Since my daughter’s bored reaction the other day, Christopher hasn’t moved. And nobody seems to care. My daughter’s belief in magic is sadly slipping away.
Back in the waiting room I watched a cool, hip young mom walk in with her 4-year-old son. Kneeling on the floor in front of the reception desk I noticed her slightly flared corduroys and her chunky boots,probably her favorites as the bottom of the heel was worn away on one side. I remembered my favorite Doc Marten boots that I wore everywhere, replaced now by my more grown-up suede boots. This young Mom was trying desperately to talk to the receptionist and fill out paperwork, while her energetic little boy jumped around in the chair chattering to her, “Can I have gum? Mom, can I have some gum? Gum, um,gum. MOM I want some GUM!”. She held one hand out to steady the boy and alternately said “hush” while she answered questions about her insurance coverage.
It was at that moment I became happy about my age. Not in a “Thank God I don’t have to go through that” kind of way, but because suddenly I knew exactly what to do to help this woman. Because, as a young mother, I NEVER would have interfered, I would have sat there feeling bad for her but wrapped up in my own insecurities and unable to move.
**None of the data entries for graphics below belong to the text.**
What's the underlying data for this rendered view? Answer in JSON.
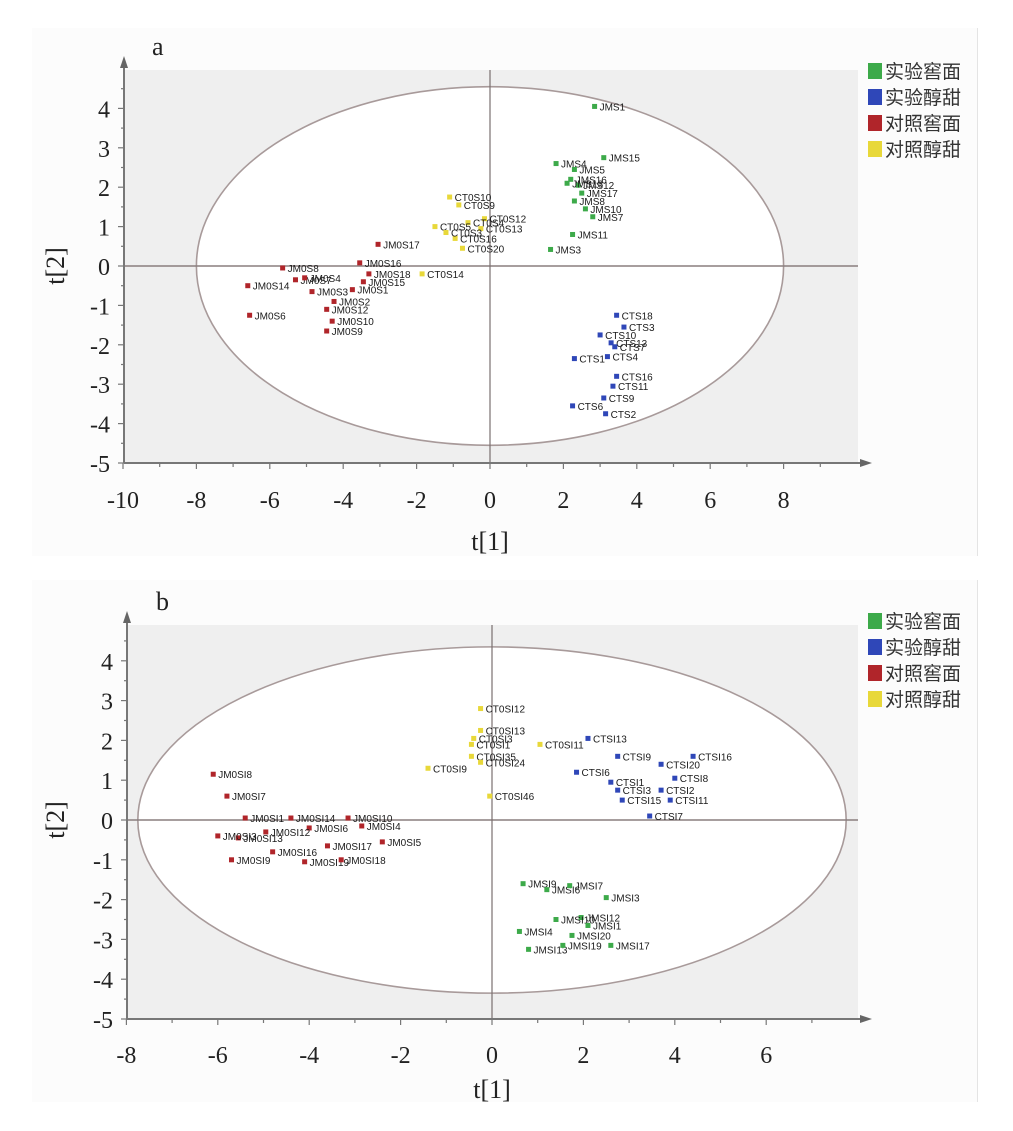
{
  "chart_data": [
    {
      "type": "scatter",
      "panel_label": "a",
      "xlabel": "t[1]",
      "ylabel": "t[2]",
      "xlim": [
        -10,
        10
      ],
      "ylim": [
        -5,
        5
      ],
      "xticks": [
        "-10",
        "-8",
        "-6",
        "-4",
        "-2",
        "0",
        "2",
        "4",
        "6",
        "8"
      ],
      "xtick_values": [
        -10,
        -8,
        -6,
        -4,
        -2,
        0,
        2,
        4,
        6,
        8
      ],
      "yticks": [
        "4",
        "3",
        "2",
        "1",
        "0",
        "-1",
        "-2",
        "-3",
        "-4",
        "-5"
      ],
      "ytick_values": [
        4,
        3,
        2,
        1,
        0,
        -1,
        -2,
        -3,
        -4,
        -5
      ],
      "grid": false,
      "ellipse": {
        "cx": 0,
        "cy": 0,
        "rx": 8.0,
        "ry": 4.55
      },
      "legend_position": "right",
      "legend": [
        {
          "label": "实验窖面",
          "color": "#3daa4a"
        },
        {
          "label": "实验醇甜",
          "color": "#2f47b8"
        },
        {
          "label": "对照窖面",
          "color": "#b0252a"
        },
        {
          "label": "对照醇甜",
          "color": "#e8d83a"
        }
      ],
      "series": [
        {
          "name": "实验窖面",
          "color": "#3daa4a",
          "points": [
            {
              "label": "JMS1",
              "x": 2.85,
              "y": 4.05
            },
            {
              "label": "JMS15",
              "x": 3.1,
              "y": 2.75
            },
            {
              "label": "JMS4",
              "x": 1.8,
              "y": 2.6
            },
            {
              "label": "JMS5",
              "x": 2.3,
              "y": 2.45
            },
            {
              "label": "JMS16",
              "x": 2.2,
              "y": 2.2
            },
            {
              "label": "JMS12",
              "x": 2.4,
              "y": 2.05
            },
            {
              "label": "JMS17",
              "x": 2.5,
              "y": 1.85
            },
            {
              "label": "JMS13",
              "x": 2.1,
              "y": 2.1
            },
            {
              "label": "JMS8",
              "x": 2.3,
              "y": 1.65
            },
            {
              "label": "JMS10",
              "x": 2.6,
              "y": 1.45
            },
            {
              "label": "JMS7",
              "x": 2.8,
              "y": 1.25
            },
            {
              "label": "JMS11",
              "x": 2.25,
              "y": 0.8
            },
            {
              "label": "JMS3",
              "x": 1.65,
              "y": 0.42
            }
          ]
        },
        {
          "name": "实验醇甜",
          "color": "#2f47b8",
          "points": [
            {
              "label": "CTS18",
              "x": 3.45,
              "y": -1.25
            },
            {
              "label": "CTS3",
              "x": 3.65,
              "y": -1.55
            },
            {
              "label": "CTS10",
              "x": 3.0,
              "y": -1.75
            },
            {
              "label": "CTS13",
              "x": 3.3,
              "y": -1.95
            },
            {
              "label": "CTS7",
              "x": 3.4,
              "y": -2.05
            },
            {
              "label": "CTS4",
              "x": 3.2,
              "y": -2.3
            },
            {
              "label": "CTS1",
              "x": 2.3,
              "y": -2.35
            },
            {
              "label": "CTS16",
              "x": 3.45,
              "y": -2.8
            },
            {
              "label": "CTS11",
              "x": 3.35,
              "y": -3.05
            },
            {
              "label": "CTS9",
              "x": 3.1,
              "y": -3.35
            },
            {
              "label": "CTS6",
              "x": 2.25,
              "y": -3.55
            },
            {
              "label": "CTS2",
              "x": 3.15,
              "y": -3.75
            }
          ]
        },
        {
          "name": "对照窖面",
          "color": "#b0252a",
          "points": [
            {
              "label": "JM0S17",
              "x": -3.05,
              "y": 0.55
            },
            {
              "label": "JM0S16",
              "x": -3.55,
              "y": 0.08
            },
            {
              "label": "JM0S8",
              "x": -5.65,
              "y": -0.05
            },
            {
              "label": "JM0S18",
              "x": -3.3,
              "y": -0.2
            },
            {
              "label": "JM0S15",
              "x": -3.45,
              "y": -0.4
            },
            {
              "label": "JM0S7",
              "x": -5.3,
              "y": -0.35
            },
            {
              "label": "JM0S4",
              "x": -5.05,
              "y": -0.3
            },
            {
              "label": "JM0S14",
              "x": -6.6,
              "y": -0.5
            },
            {
              "label": "JM0S1",
              "x": -3.75,
              "y": -0.6
            },
            {
              "label": "JM0S3",
              "x": -4.85,
              "y": -0.65
            },
            {
              "label": "JM0S2",
              "x": -4.25,
              "y": -0.9
            },
            {
              "label": "JM0S12",
              "x": -4.45,
              "y": -1.1
            },
            {
              "label": "JM0S10",
              "x": -4.3,
              "y": -1.4
            },
            {
              "label": "JM0S9",
              "x": -4.45,
              "y": -1.65
            },
            {
              "label": "JM0S6",
              "x": -6.55,
              "y": -1.25
            }
          ]
        },
        {
          "name": "对照醇甜",
          "color": "#e8d83a",
          "points": [
            {
              "label": "CT0S10",
              "x": -1.1,
              "y": 1.75
            },
            {
              "label": "CT0S9",
              "x": -0.85,
              "y": 1.55
            },
            {
              "label": "CT0S12",
              "x": -0.15,
              "y": 1.2
            },
            {
              "label": "CT0S4",
              "x": -0.6,
              "y": 1.1
            },
            {
              "label": "CT0S13",
              "x": -0.25,
              "y": 0.95
            },
            {
              "label": "CT0S5",
              "x": -1.5,
              "y": 1.0
            },
            {
              "label": "CT0S16",
              "x": -0.95,
              "y": 0.7
            },
            {
              "label": "CT0S3",
              "x": -1.2,
              "y": 0.85
            },
            {
              "label": "CT0S20",
              "x": -0.75,
              "y": 0.45
            },
            {
              "label": "CT0S14",
              "x": -1.85,
              "y": -0.2
            }
          ]
        }
      ]
    },
    {
      "type": "scatter",
      "panel_label": "b",
      "xlabel": "t[1]",
      "ylabel": "t[2]",
      "xlim": [
        -8,
        8
      ],
      "ylim": [
        -5,
        5
      ],
      "xticks": [
        "-8",
        "-6",
        "-4",
        "-2",
        "0",
        "2",
        "4",
        "6"
      ],
      "xtick_values": [
        -8,
        -6,
        -4,
        -2,
        0,
        2,
        4,
        6
      ],
      "yticks": [
        "4",
        "3",
        "2",
        "1",
        "0",
        "-1",
        "-2",
        "-3",
        "-4",
        "-5"
      ],
      "ytick_values": [
        4,
        3,
        2,
        1,
        0,
        -1,
        -2,
        -3,
        -4,
        -5
      ],
      "grid": false,
      "ellipse": {
        "cx": 0,
        "cy": 0,
        "rx": 7.75,
        "ry": 4.35
      },
      "legend_position": "right",
      "legend": [
        {
          "label": "实验窖面",
          "color": "#3daa4a"
        },
        {
          "label": "实验醇甜",
          "color": "#2f47b8"
        },
        {
          "label": "对照窖面",
          "color": "#b0252a"
        },
        {
          "label": "对照醇甜",
          "color": "#e8d83a"
        }
      ],
      "series": [
        {
          "name": "实验窖面",
          "color": "#3daa4a",
          "points": [
            {
              "label": "JMSI9",
              "x": 0.68,
              "y": -1.6
            },
            {
              "label": "JMSI6",
              "x": 1.2,
              "y": -1.75
            },
            {
              "label": "JMSI7",
              "x": 1.7,
              "y": -1.65
            },
            {
              "label": "JMSI3",
              "x": 2.5,
              "y": -1.95
            },
            {
              "label": "JMSI12",
              "x": 1.95,
              "y": -2.45
            },
            {
              "label": "JMSI10",
              "x": 1.4,
              "y": -2.5
            },
            {
              "label": "JMSI1",
              "x": 2.1,
              "y": -2.65
            },
            {
              "label": "JMSI4",
              "x": 0.6,
              "y": -2.8
            },
            {
              "label": "JMSI20",
              "x": 1.75,
              "y": -2.9
            },
            {
              "label": "JMSI13",
              "x": 0.8,
              "y": -3.25
            },
            {
              "label": "JMSI19",
              "x": 1.55,
              "y": -3.15
            },
            {
              "label": "JMSI17",
              "x": 2.6,
              "y": -3.15
            }
          ]
        },
        {
          "name": "实验醇甜",
          "color": "#2f47b8",
          "points": [
            {
              "label": "CTSI13",
              "x": 2.1,
              "y": 2.05
            },
            {
              "label": "CTSI16",
              "x": 4.4,
              "y": 1.6
            },
            {
              "label": "CTSI9",
              "x": 2.75,
              "y": 1.6
            },
            {
              "label": "CTSI20",
              "x": 3.7,
              "y": 1.4
            },
            {
              "label": "CTSI6",
              "x": 1.85,
              "y": 1.2
            },
            {
              "label": "CTSI8",
              "x": 4.0,
              "y": 1.05
            },
            {
              "label": "CTSI1",
              "x": 2.6,
              "y": 0.95
            },
            {
              "label": "CTSI2",
              "x": 3.7,
              "y": 0.75
            },
            {
              "label": "CTSI3",
              "x": 2.75,
              "y": 0.75
            },
            {
              "label": "CTSI15",
              "x": 2.85,
              "y": 0.5
            },
            {
              "label": "CTSI11",
              "x": 3.9,
              "y": 0.5
            },
            {
              "label": "CTSI7",
              "x": 3.45,
              "y": 0.1
            }
          ]
        },
        {
          "name": "对照窖面",
          "color": "#b0252a",
          "points": [
            {
              "label": "JM0SI8",
              "x": -6.1,
              "y": 1.15
            },
            {
              "label": "JM0SI7",
              "x": -5.8,
              "y": 0.6
            },
            {
              "label": "JM0SI1",
              "x": -5.4,
              "y": 0.05
            },
            {
              "label": "JM0SI14",
              "x": -4.4,
              "y": 0.05
            },
            {
              "label": "JM0SI10",
              "x": -3.15,
              "y": 0.05
            },
            {
              "label": "JM0SI4",
              "x": -2.85,
              "y": -0.15
            },
            {
              "label": "JM0SI6",
              "x": -4.0,
              "y": -0.2
            },
            {
              "label": "JM0SI12",
              "x": -4.95,
              "y": -0.3
            },
            {
              "label": "JM0SI13",
              "x": -5.55,
              "y": -0.45
            },
            {
              "label": "JM0SI3",
              "x": -6.0,
              "y": -0.4
            },
            {
              "label": "JM0SI17",
              "x": -3.6,
              "y": -0.65
            },
            {
              "label": "JM0SI5",
              "x": -2.4,
              "y": -0.55
            },
            {
              "label": "JM0SI16",
              "x": -4.8,
              "y": -0.8
            },
            {
              "label": "JM0SI9",
              "x": -5.7,
              "y": -1.0
            },
            {
              "label": "JM0SI19",
              "x": -4.1,
              "y": -1.05
            },
            {
              "label": "JM0SI18",
              "x": -3.3,
              "y": -1.0
            }
          ]
        },
        {
          "name": "对照醇甜",
          "color": "#e8d83a",
          "points": [
            {
              "label": "CT0SI12",
              "x": -0.25,
              "y": 2.8
            },
            {
              "label": "CT0SI13",
              "x": -0.25,
              "y": 2.25
            },
            {
              "label": "CT0SI3",
              "x": -0.4,
              "y": 2.05
            },
            {
              "label": "CT0SI1",
              "x": -0.45,
              "y": 1.9
            },
            {
              "label": "CT0SI11",
              "x": 1.05,
              "y": 1.9
            },
            {
              "label": "CT0SI35",
              "x": -0.45,
              "y": 1.6
            },
            {
              "label": "CT0SI24",
              "x": -0.25,
              "y": 1.45
            },
            {
              "label": "CT0SI9",
              "x": -1.4,
              "y": 1.3
            },
            {
              "label": "CT0SI46",
              "x": -0.05,
              "y": 0.6
            }
          ]
        }
      ]
    }
  ]
}
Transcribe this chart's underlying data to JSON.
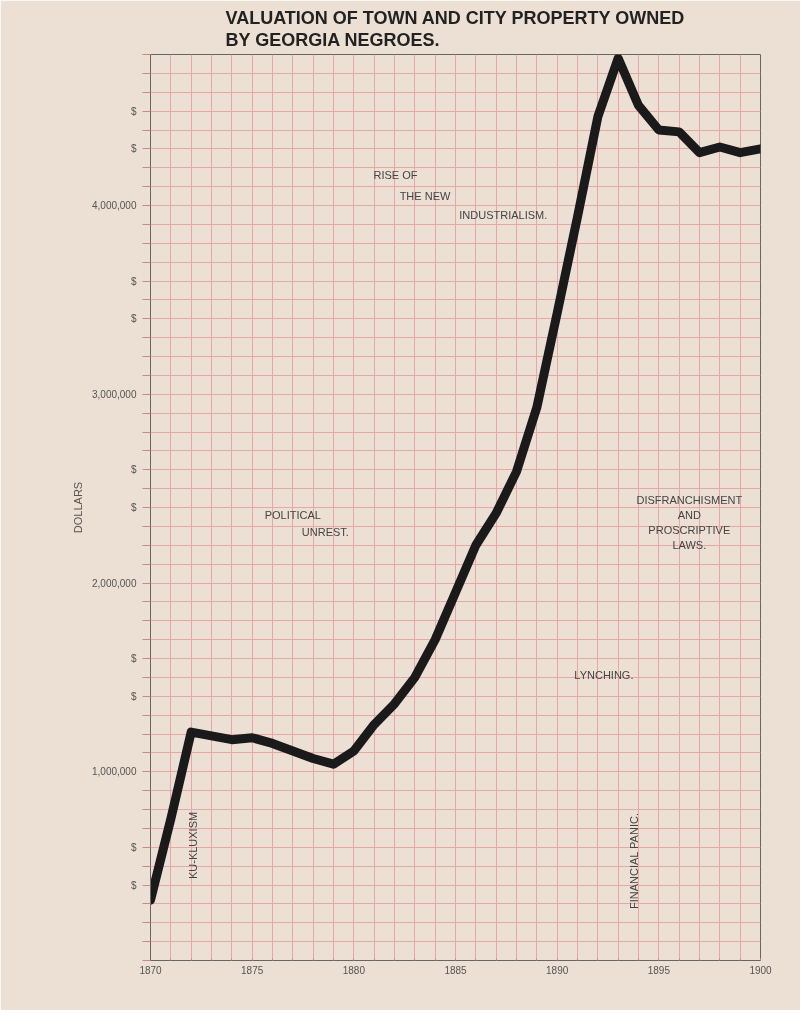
{
  "chart_data": {
    "type": "line",
    "title": "VALUATION OF TOWN AND CITY PROPERTY OWNED\nBY GEORGIA NEGROES.",
    "ylabel": "DOLLARS",
    "x": [
      1870,
      1871,
      1872,
      1873,
      1874,
      1875,
      1876,
      1877,
      1878,
      1879,
      1880,
      1881,
      1882,
      1883,
      1884,
      1885,
      1886,
      1887,
      1888,
      1889,
      1890,
      1891,
      1892,
      1893,
      1894,
      1895,
      1896,
      1897,
      1898,
      1899,
      1900
    ],
    "series": [
      {
        "color": "#1a1a1a",
        "values": [
          320000,
          750000,
          1210000,
          1190000,
          1170000,
          1180000,
          1150000,
          1110000,
          1070000,
          1040000,
          1110000,
          1250000,
          1360000,
          1500000,
          1700000,
          1950000,
          2200000,
          2370000,
          2590000,
          2930000,
          3430000,
          3940000,
          4470000,
          4780000,
          4530000,
          4400000,
          4390000,
          4280000,
          4310000,
          4280000,
          4300000
        ]
      }
    ],
    "xlim": [
      1870,
      1900
    ],
    "ylim": [
      0,
      4800000
    ],
    "xticks": [
      1870,
      {
        "value": 1871,
        "label": null
      },
      {
        "value": 1872,
        "label": null
      },
      {
        "value": 1873,
        "label": null
      },
      {
        "value": 1874,
        "label": null
      },
      1875,
      {
        "value": 1876,
        "label": null
      },
      {
        "value": 1877,
        "label": null
      },
      {
        "value": 1878,
        "label": null
      },
      {
        "value": 1879,
        "label": null
      },
      1880,
      {
        "value": 1881,
        "label": null
      },
      {
        "value": 1882,
        "label": null
      },
      {
        "value": 1883,
        "label": null
      },
      {
        "value": 1884,
        "label": null
      },
      1885,
      {
        "value": 1886,
        "label": null
      },
      {
        "value": 1887,
        "label": null
      },
      {
        "value": 1888,
        "label": null
      },
      {
        "value": 1889,
        "label": null
      },
      1890,
      {
        "value": 1891,
        "label": null
      },
      {
        "value": 1892,
        "label": null
      },
      {
        "value": 1893,
        "label": null
      },
      {
        "value": 1894,
        "label": null
      },
      1895,
      {
        "value": 1896,
        "label": null
      },
      {
        "value": 1897,
        "label": null
      },
      {
        "value": 1898,
        "label": null
      },
      {
        "value": 1899,
        "label": null
      },
      1900
    ],
    "yticks": [
      {
        "value": 0,
        "label": null
      },
      {
        "value": 100000,
        "label": null
      },
      {
        "value": 200000,
        "label": null
      },
      {
        "value": 300000,
        "label": null
      },
      {
        "value": 400000,
        "label": "$"
      },
      {
        "value": 500000,
        "label": null
      },
      {
        "value": 600000,
        "label": "$"
      },
      {
        "value": 700000,
        "label": null
      },
      {
        "value": 800000,
        "label": null
      },
      {
        "value": 900000,
        "label": null
      },
      {
        "value": 1000000,
        "label": "1,000,000"
      },
      {
        "value": 1100000,
        "label": null
      },
      {
        "value": 1200000,
        "label": null
      },
      {
        "value": 1300000,
        "label": null
      },
      {
        "value": 1400000,
        "label": "$"
      },
      {
        "value": 1500000,
        "label": null
      },
      {
        "value": 1600000,
        "label": "$"
      },
      {
        "value": 1700000,
        "label": null
      },
      {
        "value": 1800000,
        "label": null
      },
      {
        "value": 1900000,
        "label": null
      },
      {
        "value": 2000000,
        "label": "2,000,000"
      },
      {
        "value": 2100000,
        "label": null
      },
      {
        "value": 2200000,
        "label": null
      },
      {
        "value": 2300000,
        "label": null
      },
      {
        "value": 2400000,
        "label": "$"
      },
      {
        "value": 2500000,
        "label": null
      },
      {
        "value": 2600000,
        "label": "$"
      },
      {
        "value": 2700000,
        "label": null
      },
      {
        "value": 2800000,
        "label": null
      },
      {
        "value": 2900000,
        "label": null
      },
      {
        "value": 3000000,
        "label": "3,000,000"
      },
      {
        "value": 3100000,
        "label": null
      },
      {
        "value": 3200000,
        "label": null
      },
      {
        "value": 3300000,
        "label": null
      },
      {
        "value": 3400000,
        "label": "$"
      },
      {
        "value": 3500000,
        "label": null
      },
      {
        "value": 3600000,
        "label": "$"
      },
      {
        "value": 3700000,
        "label": null
      },
      {
        "value": 3800000,
        "label": null
      },
      {
        "value": 3900000,
        "label": null
      },
      {
        "value": 4000000,
        "label": "4,000,000"
      },
      {
        "value": 4100000,
        "label": null
      },
      {
        "value": 4200000,
        "label": null
      },
      {
        "value": 4300000,
        "label": "$"
      },
      {
        "value": 4400000,
        "label": null
      },
      {
        "value": 4500000,
        "label": "$"
      },
      {
        "value": 4600000,
        "label": null
      },
      {
        "value": 4700000,
        "label": null
      },
      {
        "value": 4800000,
        "label": null
      }
    ],
    "grid": true,
    "line_style": "solid",
    "annotations": [
      "RISE OF",
      "THE NEW",
      "INDUSTRIALISM.",
      "POLITICAL",
      "UNREST.",
      "DISFRANCHISMENT",
      "AND",
      "PROSCRIPTIVE",
      "LAWS.",
      "LYNCHING.",
      "KU-KLUXISM",
      "FINANCIAL PANIC."
    ]
  }
}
Oh I may have given her a sympathetic smile, but the young me would never have taken action.
See, I had raised 2 boys. I knew what to do. In the corner bookshelf I spied a book on Trains.
“Maeve,” I whispered, “go get that book and give it to him.”
“What? No way, Mom.” Exactly how I used to think.
Without hesitation I retrieved the book and approached the little boy. “Hey, do you like trains?” Of course he did. As I knelt down so he could point out all the different cars to me and we talked about train-tracks and coal cars, his mother was able to finish her business. I had taken a chance that the woman would be pissed off that I had approached her son but she did not say anything–just smiled at me when she was finished.
When I sat down my daughter looked at me like she was noticing me for the first time, amazed at the magic I had just preformed on this little boy, “You-are- awesome-mom.”
And then I got it. It is alright that my kids grow up and lose their belief in elves and fairies and magic. This is supposed to happen — but now it is my job to make sure that it is replaced by their sheer and utter belief in human kindness.